Widely publicized incidents of police use-of-force created even more tension where it already existed between black residents and police, said University of Missouri-St. Louis Criminologist Rick Rosenfeld.
"And as confidence in the police plummeted, people tended to take matters into their own hands when disputes arose, and homicide rates increased," he said.
There were 194 killings in the city in 2019, including 11 children, according to St. Louis Police.
The total trails only the 205 deaths recorded in 2017 as the highest figure of the last decade. Nine children ages 16 and younger died that year.

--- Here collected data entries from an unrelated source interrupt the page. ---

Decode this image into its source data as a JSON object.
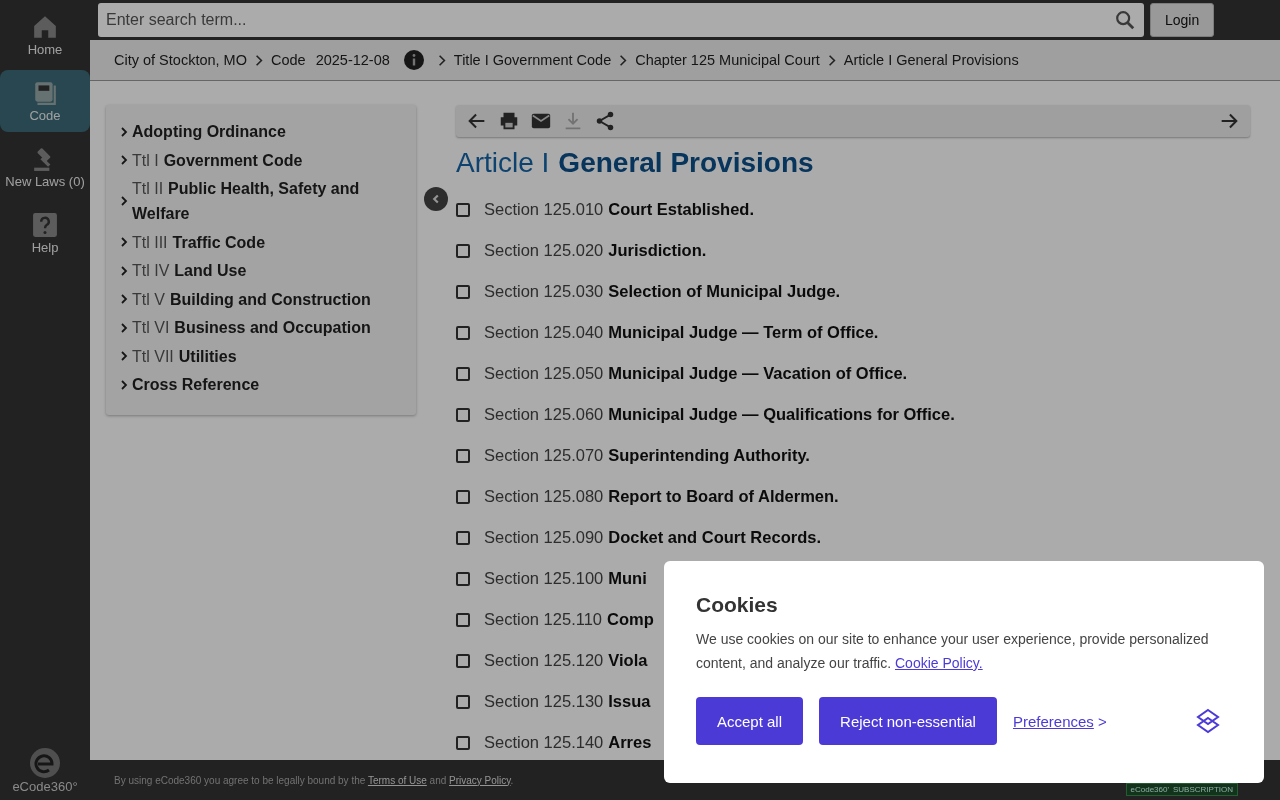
{
  "rail": [
    {
      "kind": "home",
      "label": "Home",
      "selected": false
    },
    {
      "kind": "code",
      "label": "Code",
      "selected": true
    },
    {
      "kind": "laws",
      "label": "New Laws (0)",
      "selected": false
    },
    {
      "kind": "help",
      "label": "Help",
      "selected": false
    }
  ],
  "logo": "eCode360°",
  "search": {
    "placeholder": "Enter search term..."
  },
  "login": "Login",
  "breadcrumb": {
    "items": [
      "City of Stockton, MO",
      "Code"
    ],
    "date": "2025-12-08",
    "trail": [
      "Title I Government Code",
      "Chapter 125 Municipal Court",
      "Article I General Provisions"
    ]
  },
  "toc": [
    {
      "title": "Adopting Ordinance"
    },
    {
      "prefix": "Ttl I",
      "title": "Government Code"
    },
    {
      "prefix": "Ttl II",
      "title": "Public Health, Safety and Welfare"
    },
    {
      "prefix": "Ttl III",
      "title": "Traffic Code"
    },
    {
      "prefix": "Ttl IV",
      "title": "Land Use"
    },
    {
      "prefix": "Ttl V",
      "title": "Building and Construction"
    },
    {
      "prefix": "Ttl VI",
      "title": "Business and Occupation"
    },
    {
      "prefix": "Ttl VII",
      "title": "Utilities"
    },
    {
      "title": "Cross Reference"
    }
  ],
  "heading": {
    "prefix": "Article I",
    "title": "General Provisions"
  },
  "sections": [
    {
      "number": "Section 125.010",
      "title": "Court Established.",
      "checked": false
    },
    {
      "number": "Section 125.020",
      "title": "Jurisdiction.",
      "checked": false
    },
    {
      "number": "Section 125.030",
      "title": "Selection of Municipal Judge.",
      "checked": false
    },
    {
      "number": "Section 125.040",
      "title": "Municipal Judge — Term of Office.",
      "checked": false
    },
    {
      "number": "Section 125.050",
      "title": "Municipal Judge — Vacation of Office.",
      "checked": false
    },
    {
      "number": "Section 125.060",
      "title": "Municipal Judge — Qualifications for Office.",
      "checked": false
    },
    {
      "number": "Section 125.070",
      "title": "Superintending Authority.",
      "checked": false
    },
    {
      "number": "Section 125.080",
      "title": "Report to Board of Aldermen.",
      "checked": false
    },
    {
      "number": "Section 125.090",
      "title": "Docket and Court Records.",
      "checked": false
    },
    {
      "number": "Section 125.100",
      "title": "Muni",
      "checked": false
    },
    {
      "number": "Section 125.110",
      "title": "Comp",
      "checked": false
    },
    {
      "number": "Section 125.120",
      "title": "Viola",
      "checked": false
    },
    {
      "number": "Section 125.130",
      "title": "Issua",
      "checked": false
    },
    {
      "number": "Section 125.140",
      "title": "Arres",
      "checked": false
    }
  ],
  "footer": {
    "before": "By using eCode360 you agree to be legally bound by the",
    "terms": "Terms of Use",
    "and": "and",
    "privacy": "Privacy Policy",
    "after": ".",
    "badge": [
      "eCode360'",
      "SUBSCRIPTION"
    ]
  },
  "cookies": {
    "title": "Cookies",
    "text": "We use cookies on our site to enhance your user experience, provide personalized content, and analyze our traffic.",
    "policy": "Cookie Policy.",
    "accept": "Accept all",
    "reject": "Reject non-essential",
    "preferences": "Preferences",
    "preferences_arrow": ">"
  }
}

Every year for nearly three decades, Jeanette Culpepper, founder of Families Advocating Safe Streets, has organized a New Year’s Eve vigil for the victims of homicide in the St. Louis area. This year’s vigil, held at Williams Temple, Church of God in Christ on Union Boulevard, was attended by more public officials than ever, Mayor Lyda Krewson said in her remarks to the crowd.
“We’re all here because we’re hurting,” Krewson said at the church pulpit. “We’re in pain because of the violence in our community. We’re hurting because of the trauma it causes us.”

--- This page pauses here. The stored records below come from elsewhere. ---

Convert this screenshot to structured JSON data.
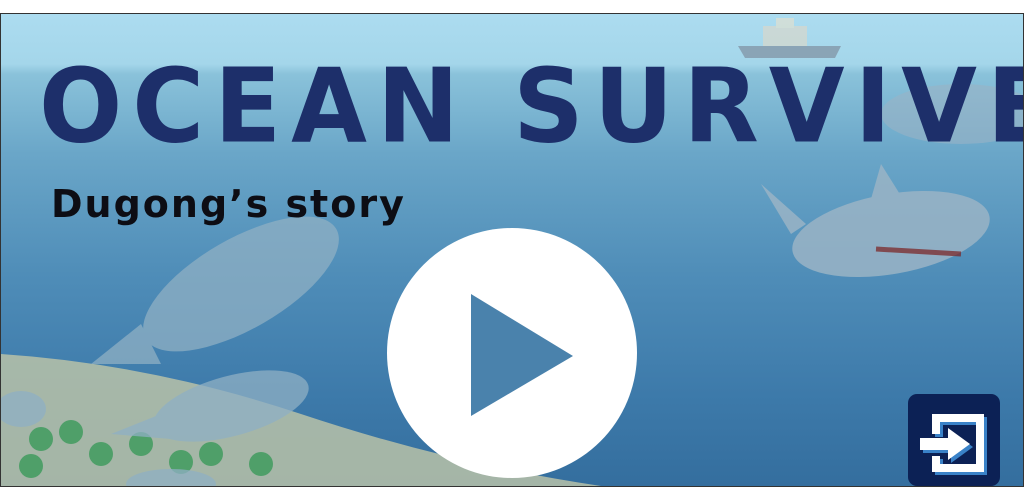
{
  "game": {
    "title": "OCEAN SURVIVE",
    "subtitle": "Dugong’s story"
  },
  "controls": {
    "play_icon": "play-icon",
    "exit_icon": "exit-icon"
  },
  "colors": {
    "title": "#1d2f6a",
    "exit_button": "#0c2155",
    "play_triangle": "#4a82ac"
  }
}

In the front row sat Shawsy Cody and Robbie Williams, relatives of four men killed in a single shooting in May. The women brought a poster with them decorated with photos — Robert Williams Jr., Brendan Lee Williams, Ray N. Howard and Kenneth Lee III, all killed inside a home on Shreve Avenue.

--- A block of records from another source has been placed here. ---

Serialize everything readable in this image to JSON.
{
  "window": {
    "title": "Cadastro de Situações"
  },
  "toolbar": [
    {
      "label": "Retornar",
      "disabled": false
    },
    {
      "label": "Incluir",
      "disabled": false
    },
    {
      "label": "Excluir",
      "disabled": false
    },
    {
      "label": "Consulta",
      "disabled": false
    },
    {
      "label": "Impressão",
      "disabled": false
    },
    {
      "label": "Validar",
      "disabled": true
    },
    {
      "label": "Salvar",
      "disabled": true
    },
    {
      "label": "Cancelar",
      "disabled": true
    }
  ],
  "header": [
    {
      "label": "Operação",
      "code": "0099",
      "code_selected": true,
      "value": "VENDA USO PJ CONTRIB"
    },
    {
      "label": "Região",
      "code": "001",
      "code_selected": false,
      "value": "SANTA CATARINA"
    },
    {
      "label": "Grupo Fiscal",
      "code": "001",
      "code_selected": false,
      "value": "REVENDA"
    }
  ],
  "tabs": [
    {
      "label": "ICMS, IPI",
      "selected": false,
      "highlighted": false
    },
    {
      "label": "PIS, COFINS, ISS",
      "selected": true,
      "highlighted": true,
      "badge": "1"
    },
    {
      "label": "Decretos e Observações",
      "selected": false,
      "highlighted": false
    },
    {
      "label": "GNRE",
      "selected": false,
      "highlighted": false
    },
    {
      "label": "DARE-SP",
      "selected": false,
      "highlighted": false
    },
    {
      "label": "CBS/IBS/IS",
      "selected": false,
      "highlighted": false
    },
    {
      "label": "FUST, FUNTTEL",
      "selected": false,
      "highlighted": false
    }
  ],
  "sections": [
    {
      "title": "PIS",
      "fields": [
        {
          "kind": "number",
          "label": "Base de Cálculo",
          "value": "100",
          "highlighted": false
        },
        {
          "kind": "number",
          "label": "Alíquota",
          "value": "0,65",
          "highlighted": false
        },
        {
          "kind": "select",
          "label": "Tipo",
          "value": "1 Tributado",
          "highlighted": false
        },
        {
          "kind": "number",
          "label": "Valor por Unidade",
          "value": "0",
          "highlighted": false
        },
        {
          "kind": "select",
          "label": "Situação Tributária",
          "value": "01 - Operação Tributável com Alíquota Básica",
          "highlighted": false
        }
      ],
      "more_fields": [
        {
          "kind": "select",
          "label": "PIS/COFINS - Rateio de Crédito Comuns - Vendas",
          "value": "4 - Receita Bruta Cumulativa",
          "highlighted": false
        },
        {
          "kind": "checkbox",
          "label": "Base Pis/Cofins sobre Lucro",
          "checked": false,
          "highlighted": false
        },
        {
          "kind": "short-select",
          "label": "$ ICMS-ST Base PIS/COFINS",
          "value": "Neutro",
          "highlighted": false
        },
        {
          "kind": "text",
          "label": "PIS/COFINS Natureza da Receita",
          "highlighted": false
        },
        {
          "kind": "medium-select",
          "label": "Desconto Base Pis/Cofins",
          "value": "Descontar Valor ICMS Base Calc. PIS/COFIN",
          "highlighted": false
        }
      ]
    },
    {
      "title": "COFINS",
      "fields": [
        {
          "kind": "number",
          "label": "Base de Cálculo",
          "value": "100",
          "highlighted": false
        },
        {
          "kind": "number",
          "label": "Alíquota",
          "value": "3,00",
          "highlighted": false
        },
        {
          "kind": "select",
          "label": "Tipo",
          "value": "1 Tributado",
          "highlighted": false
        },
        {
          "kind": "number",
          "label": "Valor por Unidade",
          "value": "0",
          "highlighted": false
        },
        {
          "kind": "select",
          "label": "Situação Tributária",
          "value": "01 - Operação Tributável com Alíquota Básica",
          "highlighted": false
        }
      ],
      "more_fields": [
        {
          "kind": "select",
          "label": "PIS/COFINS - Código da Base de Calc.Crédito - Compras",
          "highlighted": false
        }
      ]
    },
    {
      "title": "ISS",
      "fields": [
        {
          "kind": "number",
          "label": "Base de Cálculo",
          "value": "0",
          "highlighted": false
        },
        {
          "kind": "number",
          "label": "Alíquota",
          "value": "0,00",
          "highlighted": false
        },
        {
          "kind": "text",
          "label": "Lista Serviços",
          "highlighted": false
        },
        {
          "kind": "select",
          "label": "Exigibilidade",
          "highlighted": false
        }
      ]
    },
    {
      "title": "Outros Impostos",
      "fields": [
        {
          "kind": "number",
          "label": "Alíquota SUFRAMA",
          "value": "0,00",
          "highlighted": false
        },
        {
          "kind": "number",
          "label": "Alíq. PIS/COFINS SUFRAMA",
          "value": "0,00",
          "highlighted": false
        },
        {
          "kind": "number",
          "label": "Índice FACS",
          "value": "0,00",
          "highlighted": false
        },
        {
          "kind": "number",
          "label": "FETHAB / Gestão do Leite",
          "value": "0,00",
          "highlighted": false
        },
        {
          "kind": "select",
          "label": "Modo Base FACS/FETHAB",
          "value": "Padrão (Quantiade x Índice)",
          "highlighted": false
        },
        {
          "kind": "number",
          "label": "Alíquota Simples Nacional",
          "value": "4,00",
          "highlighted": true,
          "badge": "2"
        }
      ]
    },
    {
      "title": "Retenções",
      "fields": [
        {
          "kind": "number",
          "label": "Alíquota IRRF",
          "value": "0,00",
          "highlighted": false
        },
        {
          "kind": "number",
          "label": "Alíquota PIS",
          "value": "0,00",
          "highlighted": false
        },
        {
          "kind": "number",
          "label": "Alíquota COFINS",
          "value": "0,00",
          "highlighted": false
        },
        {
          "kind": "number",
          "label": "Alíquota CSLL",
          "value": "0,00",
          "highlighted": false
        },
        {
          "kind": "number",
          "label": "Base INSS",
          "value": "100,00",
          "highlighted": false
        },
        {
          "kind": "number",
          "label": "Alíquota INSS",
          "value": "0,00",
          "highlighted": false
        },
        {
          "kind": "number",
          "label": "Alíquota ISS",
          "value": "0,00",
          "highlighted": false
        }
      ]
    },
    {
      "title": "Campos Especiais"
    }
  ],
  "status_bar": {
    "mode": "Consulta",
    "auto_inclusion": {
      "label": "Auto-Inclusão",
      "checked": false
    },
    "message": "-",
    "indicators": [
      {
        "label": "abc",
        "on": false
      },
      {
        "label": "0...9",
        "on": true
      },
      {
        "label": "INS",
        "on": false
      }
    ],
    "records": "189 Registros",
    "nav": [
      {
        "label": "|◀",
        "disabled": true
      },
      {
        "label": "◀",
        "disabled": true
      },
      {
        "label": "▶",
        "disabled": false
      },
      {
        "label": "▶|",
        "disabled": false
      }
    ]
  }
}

“We know we’ll never get over it, but it’ll get better,” Cody said. “It’s been a hard Christmas for us.”
Police Chief John Hayden reflected on the toll this year — 194 lives lost; an average of 192 murders a year for the past five years. Next year, he said, he wanted the police department to spend more time talking with middle school and high school students to deter them from getting into trouble.
“I believe that the predominant factor which continues to ravage our city is the prevalence of illegal drugs and its related behavior,” Hayden said. “Our strategy for 2020 is simple and straightforward: We will continue to have a drug-focused patrol within the zones we have designated across our city.”
Brian Hawkins, 46, became the 194th homicide of the year when he was shot in the O'Fallon neighborhood of St. Louis. Hawkins was the 145th black man to die in a homicide last year. Thirty-one black women also were killed.
By comparison, nine white men, three Hispanic men, six white women and one Hispanic woman were homicide victims.
There were suspects identified in about half of the cases, including 68 black men, seven black women and seven white men.
Detectives closed 61 of the investigations initiated in 2019, or fewer than one-third. At the same time, investigators closed an additional 13 homicide cases from previous years.
Of the 2019 victims, 156 were male and 38 were female, including seven boys and four girls 16 and younger.
There were 186 homicides in 2018. More than 40% of the homicide investigations were closed that year. The lowest number of killings in the decade came in 2012 with 113.
Nearly all of the deaths last year involved guns; seven involved stabbings and four were from beatings.
There were at least eight additional deaths attributed to abuse or neglect that were not counted in the FBI's definition of homicide and were not included in the 194, according to St. Louis police.
The neighborhoods with the highest homicide totals were Wells-Goodfellow with 16, Dutchtown with 14 and Penrose with 12. Dutchtown was the only south city neighborhood among the top 10.
St. Louis County Police had tallied 64 homicides as of Tuesday afternoon, according to spokeswoman Tracy Panus. That number reflects only the jurisdictions patrolled by St. Louis County Police.
Four homicides had happened in St. Louis by sunrise on the first day of 2020, according to St. Louis police, with a fifth by noon.